Andy Burnham to demand compensation from Scottish government over travel ban
The Mayor of Greater Manchester has criticised Nicola Sturgeon and the SNP for dropping a travel ban 'out of the blue'
The Greater Manchester mayor, Andy Burnham, is demanding compensation from the Scottish government after they implemented a sudden travel ban specific to areas of Greater Manchester and Lancashire, where coronavirus cases are currently rising.

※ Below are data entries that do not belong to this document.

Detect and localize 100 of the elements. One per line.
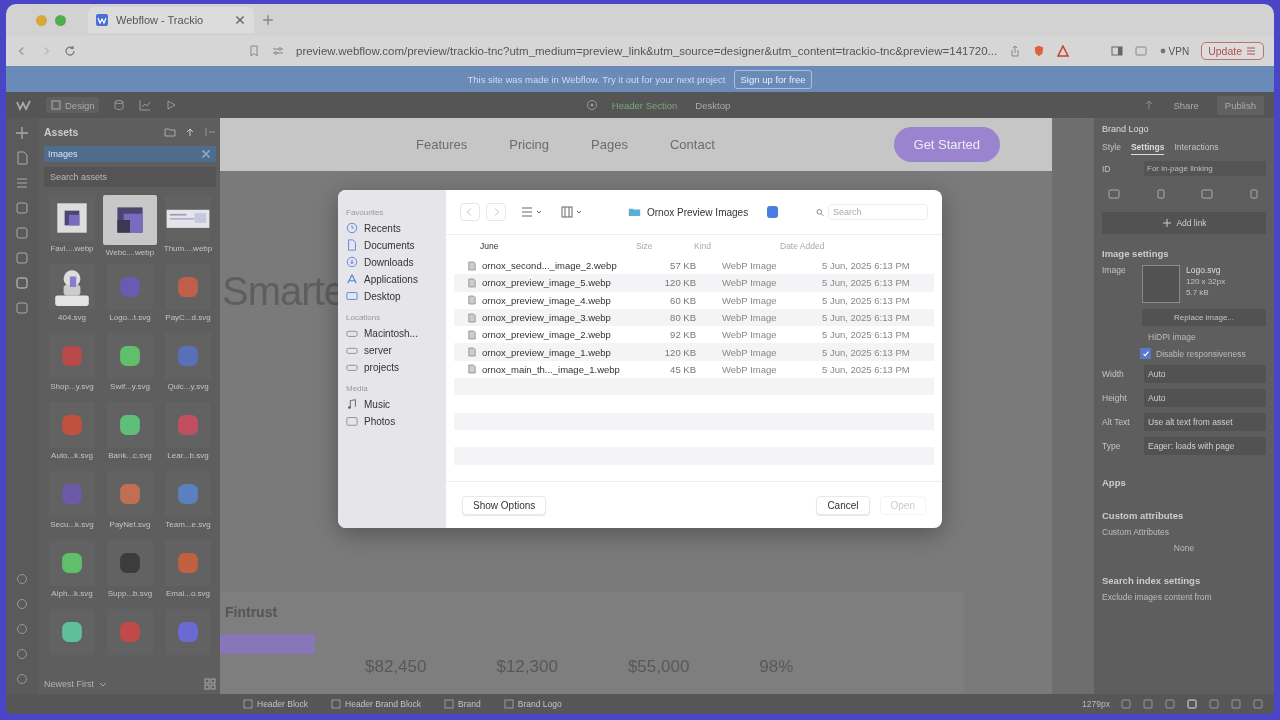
sidebar-item[interactable]: Applications	[346, 273, 438, 285]
field-label: Type	[1102, 441, 1122, 451]
table-cell-text: 5 Jun, 2025 6:13 PM	[821, 363, 911, 375]
asset-name: Thum....webp	[163, 244, 213, 253]
sidebar-item[interactable]: Macintosh...	[346, 327, 438, 339]
field-label: Width	[1102, 369, 1125, 379]
panel-tab[interactable]: Settings	[1130, 140, 1165, 155]
banner-text: This site was made in Webflow. Try it out for your next project	[467, 73, 726, 85]
select-field[interactable]: Use alt text from asset	[1144, 413, 1266, 431]
publish-button[interactable]: Publish	[1216, 95, 1264, 115]
select-field[interactable]: Auto	[1144, 389, 1266, 407]
update-button[interactable]: Update	[1201, 42, 1264, 60]
table-cell-text: 5 Jun, 2025 6:13 PM	[821, 277, 911, 289]
address-field[interactable]: preview.webflow.com/preview/trackio-tnc?utm_medium=preview_link&utm_source=designer&utm_content=trackio-tnc&preview=141720...	[296, 45, 998, 57]
field-label: Custom Attributes	[1102, 527, 1171, 537]
file-name: Logo.svg	[1186, 265, 1222, 275]
vpn-button[interactable]: VPN	[1168, 45, 1190, 57]
signup-button[interactable]: Sign up for free	[733, 69, 813, 89]
field-label: Image	[1102, 265, 1127, 277]
table-cell-text: 45 KB	[669, 363, 697, 375]
select-field[interactable]: Eager: loads with page	[1144, 437, 1266, 455]
show-options-button[interactable]: Show Options	[462, 495, 547, 515]
browser-tab[interactable]: Webflow - Trackio	[88, 7, 254, 33]
column-header[interactable]: Date Added	[780, 241, 890, 251]
sidebar-item[interactable]: Downloads	[346, 256, 438, 268]
asset-name: Lear...b.svg	[167, 451, 209, 460]
breadcrumb[interactable]: Brand Logo	[496, 697, 568, 711]
nav-link[interactable]: Pages	[591, 136, 628, 152]
design-button[interactable]: Design	[46, 97, 99, 113]
filter-chip[interactable]: Images	[44, 146, 216, 162]
asset-name: Logo...t.svg	[109, 313, 151, 322]
panel-tab[interactable]: Style	[1102, 140, 1121, 155]
table-cell-text: 57 KB	[669, 260, 697, 272]
hidpi-label: HiDPI image	[1148, 332, 1197, 342]
sidebar-item[interactable]: projects	[346, 361, 438, 373]
asset-name: Secu...k.svg	[50, 520, 94, 529]
sidebar-item[interactable]: Music	[346, 398, 438, 410]
sort-dropdown[interactable]: Newest First	[44, 678, 109, 690]
checkbox-label: Disable responsiveness	[1156, 348, 1246, 359]
sidebar-item[interactable]: Recents	[346, 222, 438, 234]
sidebar-item[interactable]: Photos	[346, 415, 438, 427]
file-name[interactable]: ornox_preview_image_4.webp	[482, 294, 644, 306]
section-heading: Apps	[1102, 477, 1126, 488]
column-header[interactable]: Size	[636, 241, 694, 251]
nav-link[interactable]: Features	[416, 136, 468, 152]
table-cell-text: WebP Image	[721, 277, 778, 289]
file-name[interactable]: ornox_preview_image_2.webp	[482, 329, 644, 341]
add-link-button[interactable]: Add link	[1102, 212, 1266, 234]
nav-link[interactable]: Contact	[669, 136, 715, 152]
empty-text: None	[1172, 543, 1196, 553]
cancel-button[interactable]: Cancel	[816, 495, 870, 515]
asset-name: 404.svg	[58, 313, 86, 322]
section-chip[interactable]: Header Section	[611, 99, 678, 111]
column-header[interactable]: June	[480, 241, 636, 251]
table-cell-text: WebP Image	[721, 363, 778, 375]
canvas-width: 1279px	[1082, 699, 1110, 709]
asset-name: Quic...y.svg	[167, 382, 209, 391]
table-cell-text: WebP Image	[721, 260, 778, 272]
nav-link[interactable]: Pricing	[509, 136, 550, 152]
field-label: Height	[1102, 393, 1128, 403]
folder-dropdown[interactable]: Ornox Preview Images	[628, 206, 778, 218]
file-name[interactable]: ornox_preview_image_3.webp	[482, 312, 644, 324]
asset-name: Team...e.svg	[165, 520, 211, 529]
breadcrumb[interactable]: Header Brand Block	[324, 697, 428, 711]
file-name[interactable]: ornox_preview_image_1.webp	[482, 346, 644, 358]
asset-name: Emai...o.svg	[166, 589, 210, 598]
file-name[interactable]: ornox_main_th..._image_1.webp	[482, 363, 644, 375]
select-field[interactable]: Auto	[1144, 365, 1266, 383]
breakpoint-button[interactable]: Desktop	[691, 97, 735, 113]
toggle-label: Exclude images content from	[1102, 592, 1213, 602]
table-cell-text: WebP Image	[721, 312, 778, 324]
file-name[interactable]: ornox_second..._image_2.webp	[482, 260, 644, 272]
breadcrumb[interactable]: Header Block	[236, 697, 315, 711]
table-cell-text: WebP Image	[721, 346, 778, 358]
asset-name: Alph...k.svg	[51, 589, 93, 598]
sidebar-item[interactable]: server	[346, 344, 438, 356]
column-header[interactable]: Kind	[694, 241, 780, 251]
get-started-button[interactable]: Get Started	[893, 126, 1000, 162]
search-field[interactable]: Search assets	[44, 167, 216, 187]
breadcrumb[interactable]: Brand	[437, 697, 487, 711]
field-label: Alt Text	[1102, 417, 1131, 427]
file-name[interactable]: ornox_preview_image_5.webp	[482, 277, 644, 289]
table-cell-text: 80 KB	[669, 312, 697, 324]
id-field[interactable]: For in-page linking	[1144, 161, 1266, 176]
field-label: ID	[1102, 163, 1112, 174]
sidebar-heading: Locations	[346, 313, 382, 322]
search-field[interactable]: Search	[828, 204, 928, 220]
asset-name: PayC...d.svg	[165, 313, 211, 322]
sidebar-item[interactable]: Desktop	[346, 290, 438, 302]
share-button[interactable]: Share	[1169, 97, 1203, 113]
panel-tab[interactable]: Interactions	[1174, 140, 1219, 155]
asset-name: Supp...b.svg	[107, 589, 153, 598]
asset-name: Bank...c.svg	[108, 451, 152, 460]
sidebar-item[interactable]: Documents	[346, 239, 438, 251]
asset-name: Favi....webp	[50, 244, 94, 253]
table-cell-text: 5 Jun, 2025 6:13 PM	[821, 260, 911, 272]
table-cell-text: 120 KB	[663, 277, 697, 289]
asset-name: PayNet.svg	[109, 520, 151, 529]
replace-image-button[interactable]: Replace image...	[1142, 309, 1266, 326]
panel-title: Assets	[44, 126, 80, 138]
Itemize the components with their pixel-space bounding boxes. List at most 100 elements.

The announcement was dropped this past Friday, with the travel ban coming into effect on Monday. However, Burnham has criticised Nicola Sturgeon, saying the decision was "announced out of the blue" and "completely disproportionate".
He added, "The SNP are treating the north of England with the same contempt in bringing that in without any consultation with us.", before declaring, "I just think it's double standards, it's hypocrisy."
As mentioned in The Scotsman, some of the frustration surrounding the decision is partly because the areas identified as Covid-19 hotspots, despite figures in the cities matching case rates in parts of Scotland.
As well as arguing that different arrangements could have been made "if the first minister had been in touch with us", Burnham went on to say he would write to the First Minister and ask for the Scottish government to compensate local people who had planned to travel to Scotland and businesses that could lose bookings and money.
The 51-year-old Labour MP raised the question, "Why should a couple from Salford - who are double jabbed - who are about to go on a walking holiday in Scotland, not be able to go?"
He finished his interview with Marr on a strong statement:
"The Scottish government can't just impose things on parts of the north of England with no discussion with us - that is simply wrong and they need to live by the same standards that they always call from others."
The Scottish trade minister, Ivan McKee, has defended the decision, stating: "The virus, as we know, moves very fast, decisions are made very fast and those decisions are communicated at a four-nations level".
He did concede however that there will be government discussions on how to keep the region better informed in the future. Conversely, Scottish Conservative leader, Douglas Ross, noted the decision was made on Thursday, "yet it wasn't announced until over 24 hours later".
He took the opportunity to criticise McKee and the administration for not exercising a "good enough dialogue" in the "24 hours that passed before anyone in Greater Manchester knew of a decision".